MODERN PERSIAN EWER (COPPER-COATED, WITH WHITE METAL).
South Kensington Museum contains a noble collection of Persian articles, ancient and modern, made for it in that country by Major E. Murdoch Smith, of the Royal Engineers. I say ancient and modern; but where an art has had a continuous evolution it would be perhaps more philosophical to pronounce its last results the oldest, and its “modern” period that in which it was newest. In no other part of this museum have I seen works which reminded me so much of that long conspiracy between man and nature by which wild-briers have turned to roses. It seemed to me there might be written on the walls this beautiful page of the “Rose Garden” of Sâdi: “I have heard that in the land of the East they are forty years in making a china cup: they make a hundred a day at Bagdad, and consequently you see the meanness of the price. A chicken, as soon as it comes out of the egg, seeks its food; but an infant hath not reason and discrimination. That which was something all at once never arrives at much perfection; and the other by degrees surpasses all things in power and excellence. Glass is everywhere, and therefore of no value; the ruby is obtained with difficulty, and on that account is precious. Affairs are accomplished through patience: the hasty man faileth in his undertakings.”
It was probably under the inspiration of these very words of Sâdi that Bagdad in the end vindicated itself. “The powerful Abbaside Caliphs of Bagdad,” says Major Murdoch Smith, “no doubt summoned to their court men of science and learning from all the countries under their sway—Persia furnishing them with architects and other artists. Skilled Persian workmen were no doubt employed in large numbers in decorating the mosques and palaces in the Arab capital, situated as it was on the very frontier of their own country. Thence, we believe, arose the so-called Arabian or arabesque style of ornament, afterward so widely spread, and now so well known. The peculiar pendent ornamentation of vaults and niches, of which the Alhambra is so typical an example, is identical in style with that used throughout Persia down to the present day.” If this theory be true—and really these works appear to sanction it—the Arabs derived their arts from Persia, as the Romans did from the Greeks, and consequently the Moors imported a Persian art into Spain. The Shah of Persia, in wishing to carry back with him Owen Jones’s reproductions of the Alhambra at the Crystal Palace, had good reason for his selection.
OLD PERSIAN EARTHENWARE (WATER-BOTTLE).
It is difficult to tell the age of most of this Persian work, and I think the enterprising collector of these specimens is not always happy in his estimates. Thus there is a beautiful vase (No. 1224) which Major Smith thinks over 500 years old, on the ground that it bears an inscription in Pehlevi; but that is no more evidence than would be a Latin epitaph in Westminster Abbey that the monument was erected during the Roman occupation of Britain.

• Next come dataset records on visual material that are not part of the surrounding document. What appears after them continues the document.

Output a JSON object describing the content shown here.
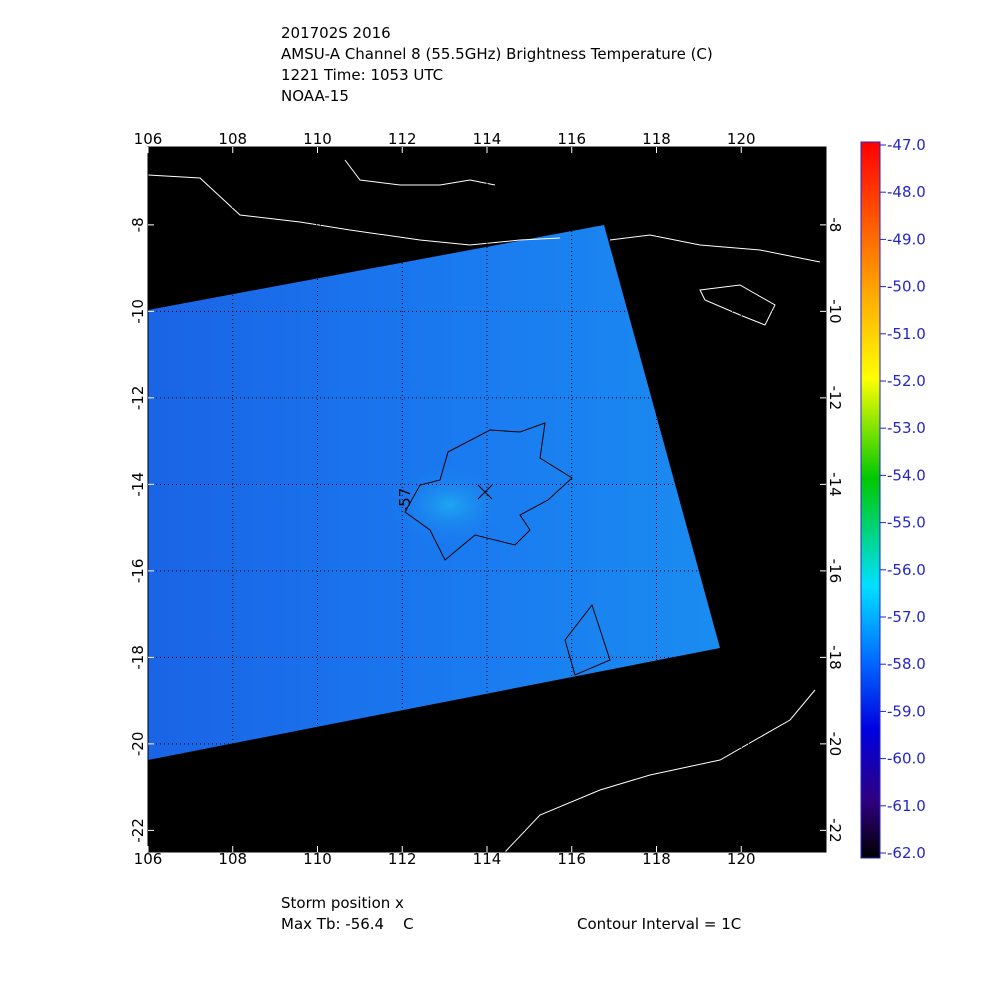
{
  "header": {
    "lines": [
      "201702S 2016",
      "AMSU-A Channel 8 (55.5GHz) Brightness Temperature (C)",
      "1221 Time: 1053 UTC",
      "NOAA-15"
    ]
  },
  "map": {
    "xlim": [
      106,
      122
    ],
    "ylim": [
      -22.5,
      -6.2
    ],
    "xticks": [
      106,
      108,
      110,
      112,
      114,
      116,
      118,
      120
    ],
    "yticks": [
      -8,
      -10,
      -12,
      -14,
      -16,
      -18,
      -20,
      -22
    ],
    "contour_label": "-57"
  },
  "colorbar": {
    "ticks": [
      {
        "value": -47,
        "label": "-47.0"
      },
      {
        "value": -48,
        "label": "-48.0"
      },
      {
        "value": -49,
        "label": "-49.0"
      },
      {
        "value": -50,
        "label": "-50.0"
      },
      {
        "value": -51,
        "label": "-51.0"
      },
      {
        "value": -52,
        "label": "-52.0"
      },
      {
        "value": -53,
        "label": "-53.0"
      },
      {
        "value": -54,
        "label": "-54.0"
      },
      {
        "value": -55,
        "label": "-55.0"
      },
      {
        "value": -56,
        "label": "-56.0"
      },
      {
        "value": -57,
        "label": "-57.0"
      },
      {
        "value": -58,
        "label": "-58.0"
      },
      {
        "value": -59,
        "label": "-59.0"
      },
      {
        "value": -60,
        "label": "-60.0"
      },
      {
        "value": -61,
        "label": "-61.0"
      },
      {
        "value": -62,
        "label": "-62.0"
      }
    ]
  },
  "footer": {
    "storm": "Storm position x",
    "max_tb": "Max Tb: -56.4    C",
    "contour_interval": "Contour Interval = 1C"
  }
}
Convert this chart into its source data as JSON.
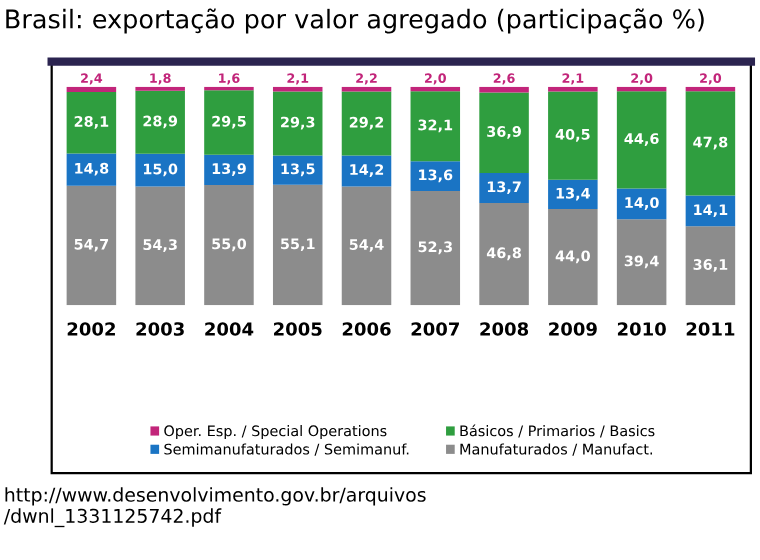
{
  "chart_data": {
    "type": "bar",
    "stacked": true,
    "title": "Brasil: exportação por valor agregado (participação %)",
    "categories": [
      "2002",
      "2003",
      "2004",
      "2005",
      "2006",
      "2007",
      "2008",
      "2009",
      "2010",
      "2011"
    ],
    "series": [
      {
        "name": "Manufaturados / Manufact.",
        "color": "#8c8c8c",
        "values": [
          54.7,
          54.3,
          55.0,
          55.1,
          54.4,
          52.3,
          46.8,
          44.0,
          39.4,
          36.1
        ],
        "value_labels": [
          "54,7",
          "54,3",
          "55,0",
          "55,1",
          "54,4",
          "52,3",
          "46,8",
          "44,0",
          "39,4",
          "36,1"
        ]
      },
      {
        "name": "Semimanufaturados / Semimanuf.",
        "color": "#1a74c4",
        "values": [
          14.8,
          15.0,
          13.9,
          13.5,
          14.2,
          13.6,
          13.7,
          13.4,
          14.0,
          14.1
        ],
        "value_labels": [
          "14,8",
          "15,0",
          "13,9",
          "13,5",
          "14,2",
          "13,6",
          "13,7",
          "13,4",
          "14,0",
          "14,1"
        ]
      },
      {
        "name": "Básicos / Primarios / Basics",
        "color": "#2f9e3f",
        "values": [
          28.1,
          28.9,
          29.5,
          29.3,
          29.2,
          32.1,
          36.9,
          40.5,
          44.6,
          47.8
        ],
        "value_labels": [
          "28,1",
          "28,9",
          "29,5",
          "29,3",
          "29,2",
          "32,1",
          "36,9",
          "40,5",
          "44,6",
          "47,8"
        ]
      },
      {
        "name": "Oper. Esp. / Special Operations",
        "color": "#c2257a",
        "values": [
          2.4,
          1.8,
          1.6,
          2.1,
          2.2,
          2.0,
          2.6,
          2.1,
          2.0,
          2.0
        ],
        "value_labels": [
          "2,4",
          "1,8",
          "1,6",
          "2,1",
          "2,2",
          "2,0",
          "2,6",
          "2,1",
          "2,0",
          "2,0"
        ]
      }
    ],
    "tick_labels": "x",
    "grid": false,
    "legend": "bottom",
    "annotations": [
      "http://www.desenvolvimento.gov.br/arquivos\n/dwnl_1331125742.pdf"
    ]
  }
}
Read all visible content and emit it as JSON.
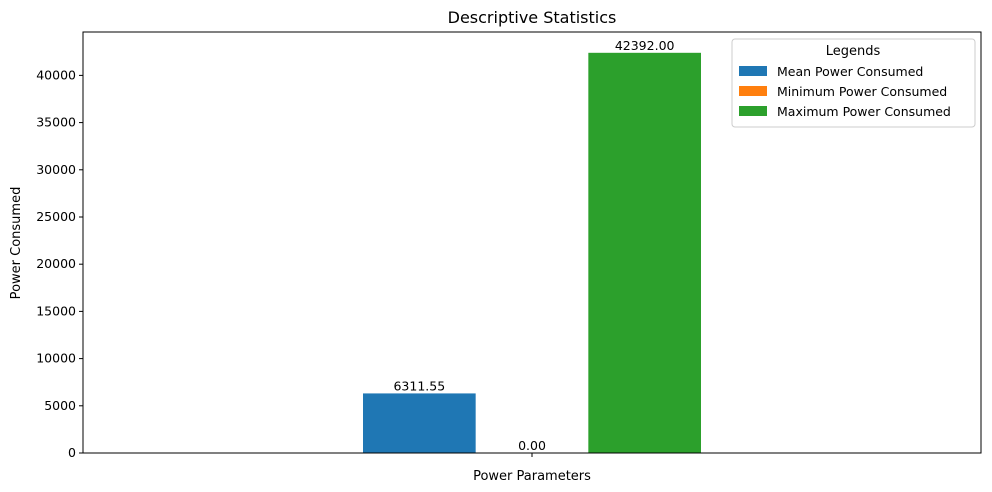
{
  "chart_data": {
    "type": "bar",
    "title": "Descriptive Statistics",
    "xlabel": "Power Parameters",
    "ylabel": "Power Consumed",
    "categories": [
      ""
    ],
    "ylim": [
      0,
      44596
    ],
    "yticks": [
      0,
      5000,
      10000,
      15000,
      20000,
      25000,
      30000,
      35000,
      40000
    ],
    "grid": false,
    "legend": {
      "title": "Legends",
      "position": "top-right"
    },
    "series": [
      {
        "name": "Mean Power Consumed",
        "values": [
          6311.55
        ],
        "label": "6311.55",
        "color": "#1f77b4"
      },
      {
        "name": "Minimum Power Consumed",
        "values": [
          0.0
        ],
        "label": "0.00",
        "color": "#ff7f0e"
      },
      {
        "name": "Maximum Power Consumed",
        "values": [
          42392.0
        ],
        "label": "42392.00",
        "color": "#2ca02c"
      }
    ]
  }
}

The collection shows that Persian art is by no means in such a state of decay as many have supposed. This is especially true of the exquisite damascene work still executed at Ispahan. “The true damascene,” says our collector, “is made of a particular kind of iron. After the object is forged it is placed for six or eight days in the furnace of a hot bath, where the greatest attention has to be paid to the even heating of the article. The bath is heated with the dried dung of cows and other animals, which gives a steady and not very intense heat, and is supposed to contain the salts necessary for the formation of true damascene. When the article is taken out of the furnace it is left at the temper it has therein acquired. It is then finished and polished. To bring out the grain a certain mineral (of which a specimen may be seen in the museum) is then applied in the following manner: about three parts of the mineral are dissolved in ten of water, over a slow fire, in an earthenware or leaden vessel. The object is then slightly heated, and a little of the liquid applied with a cotton wad, after which it is washed in cold water. If the damascene does not appear sufficiently the operation is repeated. The object must be thoroughly cleaned and polished before the mineral is applied.”